According to Nokia’s vice president of smart devices, Jo Harlow, after Nokia releases its first WP7-based phone, many other smartphones will follow.

“We should be launching new devices in a rhythm that might be every couple of months, every three months, something like that,” Harlow said.

The first smartphones based on Windows Phone were released less than a year ago, but seems like they weren’t that popular, maybe because the biggest smartphone manufacturers used WP only as a “secondary platform” with Android being their main one. Jo Harlow said that WP is going to be the main OS for Nokia, so Nokia will focus mainly on it. Maybe it will really make both the platform and the manufacturer more famous, who knows.
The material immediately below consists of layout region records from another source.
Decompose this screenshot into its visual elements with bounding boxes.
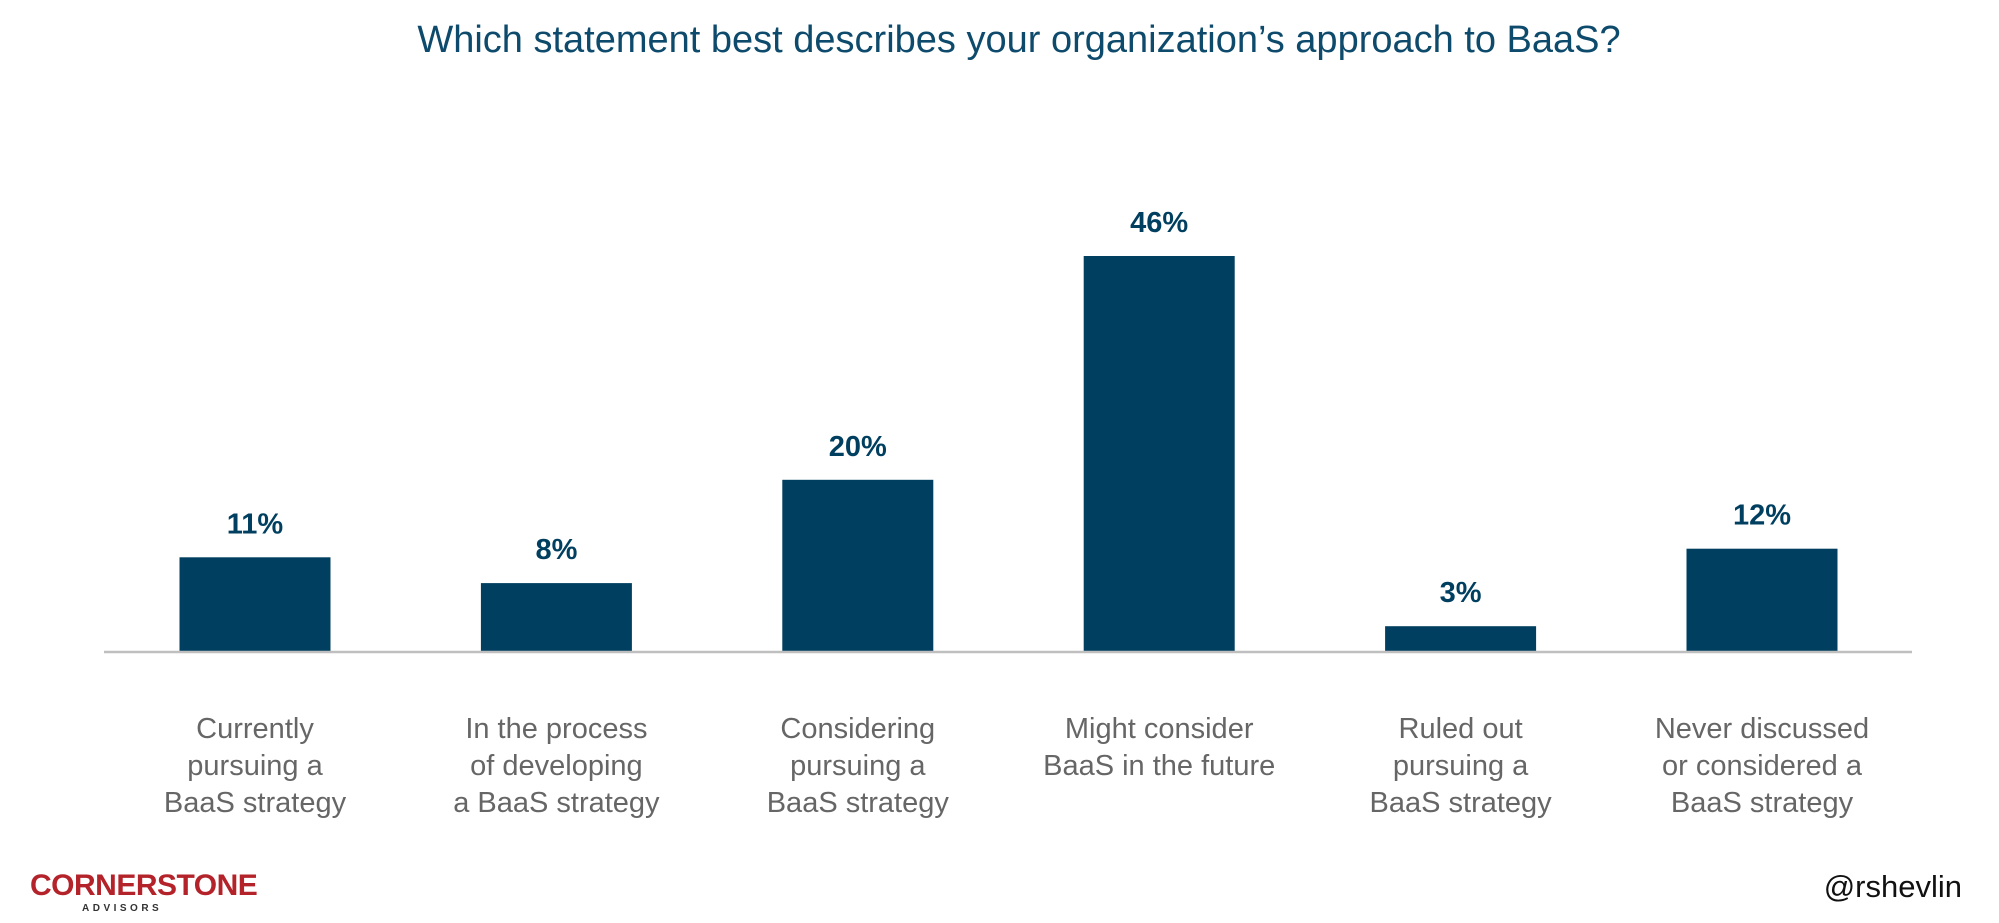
logo-wordmark: CORNERSTONE [30,869,257,902]
bar-4 [1083,256,1235,652]
category-label-line: Currently [196,713,314,745]
category-label-6: Never discussed or considered a BaaS strat… [1655,713,1869,819]
category-label-line: BaaS strategy [1370,787,1553,819]
bar-3 [782,479,934,652]
bar-2 [480,583,632,652]
category-label-line: pursuing a [790,750,926,782]
bar-5 [1385,626,1537,652]
bar-value-label-5: 3% [1440,577,1482,609]
category-label-line: pursuing a [1393,750,1529,782]
bar-value-label-3: 20% [829,431,887,463]
category-label-line: BaaS strategy [1671,787,1854,819]
category-label-line: BaaS in the future [1043,750,1275,782]
category-labels-layer: Currently pursuing a BaaS strategy In the p… [164,713,1869,819]
category-label-2: In the process of developing a BaaS strate… [453,713,660,819]
cornerstone-logo: CORNERSTONE ADVISORS [30,869,258,914]
bars-layer [179,256,1838,652]
value-labels-layer: 11% 8% 20% 46% 3% 12% [227,207,1791,609]
author-handle: @rshevlin [1824,869,1962,904]
bar-value-label-4: 46% [1130,207,1188,239]
bar-1 [179,557,331,652]
chart-title: Which statement best describes your orga… [417,19,1620,61]
category-label-1: Currently pursuing a BaaS strategy [164,713,347,819]
category-label-3: Considering pursuing a BaaS strategy [767,713,950,819]
logo-subtitle: ADVISORS [82,903,162,914]
category-label-5: Ruled out pursuing a BaaS strategy [1370,713,1553,819]
bar-value-label-1: 11% [227,508,284,540]
category-label-line: of developing [470,750,643,782]
category-label-line: a BaaS strategy [453,787,660,819]
category-label-line: Ruled out [1399,713,1523,745]
category-label-4: Might consider BaaS in the future [1043,713,1275,782]
category-label-line: Never discussed [1655,713,1869,745]
category-label-line: Considering [780,713,935,745]
category-label-line: pursuing a [187,750,323,782]
bar-value-label-2: 8% [535,534,577,566]
category-label-line: or considered a [1662,750,1863,782]
category-label-line: Might consider [1065,713,1254,745]
category-label-line: In the process [465,713,647,745]
category-label-line: BaaS strategy [767,787,950,819]
category-label-line: BaaS strategy [164,787,347,819]
bar-6 [1686,548,1838,652]
bar-value-label-6: 12% [1733,500,1791,532]
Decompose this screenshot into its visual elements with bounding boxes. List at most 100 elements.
As for now, we can say Nokia already has some influence on Microsoft’s WP. According to Harlow, some of WP’s “gaps” will probably be filled by Nokia’s cloud services. For example, in the countries where some of Microsoft’s services and applications are not available, Nokia’s similar services and apps will replace them.

Harlow also said that Nokia’s WP devices will probably come to the U.S. on CDMA networks, the attitude to which “has changed,” whatever it means.
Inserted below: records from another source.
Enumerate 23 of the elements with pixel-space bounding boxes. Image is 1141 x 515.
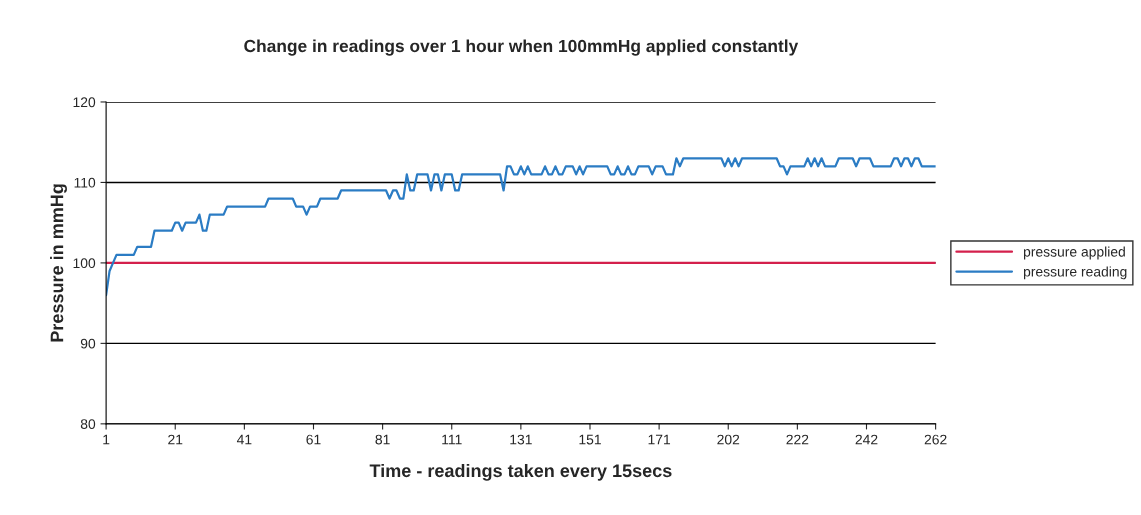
x-tick-label: 61 [306,434,321,445]
x-tick-label: 41 [236,434,252,445]
x-tick-label: 171 [648,434,671,445]
x-tick-label: 222 [786,434,809,445]
legend-label: pressure reading [1023,266,1127,280]
x-tick-label: 21 [168,434,183,445]
x-tick-label: 242 [855,434,878,445]
y-axis-title: Pressure in mmHg [50,184,67,342]
legend-label: pressure applied [1023,246,1125,260]
x-tick-label: 111 [442,434,462,445]
x-tick-label: 202 [717,434,740,445]
y-tick-label: 80 [80,419,96,430]
x-tick-label: 1 [103,434,110,445]
y-tick-label: 100 [73,258,96,269]
x-tick-label: 151 [579,434,601,445]
x-tick-label: 81 [375,434,390,445]
chart-title: Change in readings over 1 hour when 100mmHg applied constantly [244,39,799,56]
y-tick-label: 90 [80,338,96,349]
y-tick-label: 110 [74,177,96,188]
x-axis-title: Time - readings taken every 15secs [369,463,672,481]
x-tick-label: 131 [510,434,532,445]
x-tick-label: 262 [924,434,947,445]
y-tick-label: 120 [73,97,96,108]
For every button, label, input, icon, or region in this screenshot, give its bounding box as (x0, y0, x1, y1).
She also mentioned that Nokia will probably switch to Qualcomm chipsets, since Microsoft required them in WP smartphones.

“You have to have multiple chipset suppliers that allow you to address different levels of performance, different parts of the business geographically given different modem requirements, etcetera. So the starting point is clearly with Qualcomm… we are in the process with Microsoft of defining other chipset suppliers as well,” Harlow said.